I was hurt and angry when I found out; I was also a little scared. This was someone whose work and words I found inspiring and encouraging, and yet he had come to the conclusion that his best option was to opt out. I was just at the beginning of what would turn into several years of private struggles with my own set of adversities, and I was taking his death as something of a warning - that from the outside, you can't tell what someone else's limits are, and that ultimately, we are all alone with our most intimate enemy.
To deal with how I felt, and to process what I was learning about Wallace's private hell and depression in general, I wrote a song called "Get Me Home" (apologies for the demo quality):
"I appreciate the love you give meIn the last few years, I've watched other people who you might or might not consider public figures talk about their depression; The Bloggess, Wil Wheaton, and one of my favorites (because I relate so closely to many of her experiences) Allie Brosh of Hyperbole and a Half. They probably aren't what the average person would recognize as "celebrities," but they are brave people who don't hide their pain or their joy; and they want what I want right now: they want you to be alright.
But it's not enough
Because it's up to me to get me home."
Robin Williams was a celebrity. But like these other folks, and like me, that's not what was important about him. To me, his bravery and honesty, his fear and his unabashed embrace of joy were the things that were important about him. I never met him, and he certainly didn't know who I was, but as I watch the world - the TV, radio, internet, all of my friends and family - react to his loss, I see everyone sharing their favorite moments from his career. Those moments are the evidence of those qualities.

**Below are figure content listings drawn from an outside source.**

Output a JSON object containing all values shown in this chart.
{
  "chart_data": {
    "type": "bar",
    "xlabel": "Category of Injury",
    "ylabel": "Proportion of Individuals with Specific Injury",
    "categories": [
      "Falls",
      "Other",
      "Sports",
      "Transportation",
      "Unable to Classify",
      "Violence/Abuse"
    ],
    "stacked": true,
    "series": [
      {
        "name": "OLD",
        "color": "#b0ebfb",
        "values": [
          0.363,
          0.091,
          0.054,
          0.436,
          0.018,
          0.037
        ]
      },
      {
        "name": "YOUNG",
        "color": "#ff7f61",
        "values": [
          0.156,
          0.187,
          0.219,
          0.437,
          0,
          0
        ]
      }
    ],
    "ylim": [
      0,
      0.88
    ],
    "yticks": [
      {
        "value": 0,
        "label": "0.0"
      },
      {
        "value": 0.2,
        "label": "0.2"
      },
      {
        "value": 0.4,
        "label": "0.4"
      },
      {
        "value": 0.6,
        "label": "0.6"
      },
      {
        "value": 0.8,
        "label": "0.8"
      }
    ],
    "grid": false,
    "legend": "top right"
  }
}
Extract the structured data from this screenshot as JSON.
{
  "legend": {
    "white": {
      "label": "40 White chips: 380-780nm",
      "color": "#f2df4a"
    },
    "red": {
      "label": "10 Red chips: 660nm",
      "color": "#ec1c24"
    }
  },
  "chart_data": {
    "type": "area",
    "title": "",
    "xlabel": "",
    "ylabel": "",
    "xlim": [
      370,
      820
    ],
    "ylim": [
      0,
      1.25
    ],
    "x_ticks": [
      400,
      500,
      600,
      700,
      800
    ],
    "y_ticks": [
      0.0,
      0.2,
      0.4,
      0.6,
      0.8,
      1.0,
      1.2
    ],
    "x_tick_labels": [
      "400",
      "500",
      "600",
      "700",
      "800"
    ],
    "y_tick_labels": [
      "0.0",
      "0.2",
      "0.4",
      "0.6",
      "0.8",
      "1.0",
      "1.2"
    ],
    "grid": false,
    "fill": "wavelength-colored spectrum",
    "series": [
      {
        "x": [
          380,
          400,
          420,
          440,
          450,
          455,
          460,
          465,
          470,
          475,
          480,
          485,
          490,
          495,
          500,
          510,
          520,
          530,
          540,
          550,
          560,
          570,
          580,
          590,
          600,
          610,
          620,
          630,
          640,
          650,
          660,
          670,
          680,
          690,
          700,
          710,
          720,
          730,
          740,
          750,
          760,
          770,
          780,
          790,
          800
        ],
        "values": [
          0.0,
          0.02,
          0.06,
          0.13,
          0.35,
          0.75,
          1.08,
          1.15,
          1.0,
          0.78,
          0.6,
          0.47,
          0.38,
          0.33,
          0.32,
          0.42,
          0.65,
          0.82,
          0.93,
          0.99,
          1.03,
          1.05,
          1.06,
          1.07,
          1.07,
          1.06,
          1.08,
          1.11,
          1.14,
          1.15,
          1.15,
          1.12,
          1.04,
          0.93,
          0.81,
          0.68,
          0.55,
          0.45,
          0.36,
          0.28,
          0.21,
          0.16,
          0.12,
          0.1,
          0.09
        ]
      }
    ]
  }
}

There are the cynics among you who will scoff at another well-off famous person who couldn't handle their too-good life; if that's what you need to feel safe, go ahead and scoff. But for the rest of us - those who are hurting and looking at ourselves and our own struggles with life, I'd like to share one of my favorite moments.
Watch this 5 minute clip from the 1991 Terry Gilliam movie "The Fisher King" and if you haven't seen this film before, pay attention. Then come back here.
When Robin Williams burst exuberantly onto my TV when I was just a kid, he embodied madness. I loved it, because he was putting what I felt inside all the time on display; he was being accepted for being the person that everyone around me told me not to be. He was an epiphany. Even when his jokes didn't work or his character voices fell flat, he still charged brashly out in front of everyone and didn't hold back - and that set me free.
And even at the time, anyone watching him knew - KNEW, without being told - that his life at that time was a drug-fueled piece of performance art. Later, when we saw his Live at the Met performance, he confirmed that. Even though it was a performance, it was honest. You knew he was scared, but instead of hiding from that fear, he turned it into a huge, defiant farce. And many of us watched him work through the self-destructive side of that life and build something better. If you paid attention to his career at all, you gradually realized that while everything he did was a performance, none of it was "fake" - that was why we loved him, even when he was in a colossal piece of crap (looking at you, Popeye).
I realized early on that he and I had a lot in common.
That scene in the Fisher King captures this essence. That scene is all about how we perform and put up defenses against getting too close or getting hurt. It says everything that needs to be said about him. His performance - every performance - was a raw display of a man who did not care about the facade he was building. He just loved. Everything he did spoke of that. And he was scared. Everything he did - every joke, every goofy face, every raw, vulnerable moment of quiet showed that he was both terrified and amazed by the world.
As am I. As are you, if you let yourself feel it.
If you watched that Fisher King clip, but haven't seen the whole film, I'm going to give you a small spoiler. At the end there, when you are seeing him through the window, and he steps to the side, you see his image split into two by the bevel in the glass - that next moment is when his character, Perry, is attacked by "The Red Knight" - the external embodiment of Perry's fear and trauma. It's a confusing and brutal moment of cinema. When I heard about his death and started seeing my friends and family posting about how surprised they were that Robin Williams of all people would take his own life, that moment is what I thought of. And I wasn't surprised at all.
Because all of us have a "Red Knight". All of us are terrified of this mad, amazing world. Even the brave clowns who dance through the madness are afraid of it. And it can jump out at you from the shadows at the moment when you think you should be your happiest. Your most intimate enemy is always hovering just out of sight.
So I will take two lessons from the life and death of Robin Williams. I will BE joyful, because the world is beautiful and full of love and joy; and I will BE afraid, because it is also dangerous. But I won't let fear of the danger keep me from feeling the joy. I don't let it stop me from loving; and I won't let anyone else pretend that there isn't love and beauty all around just because it feels safer to skip over the scary parts.
And if you need me to, I will help you in any way I can. You may not appreciate how I do it, but I will love you, I will share my amazement with you, and I will sound forth as many barbaric YAWPs as the situation calls for. (However, unlike Perry, I DO drink coffee.)
The brutally beautiful and honest truth is that it will always be up to you to get you home. But you're not the only one traveling, and you don't have to fight the Red Knight by yourself.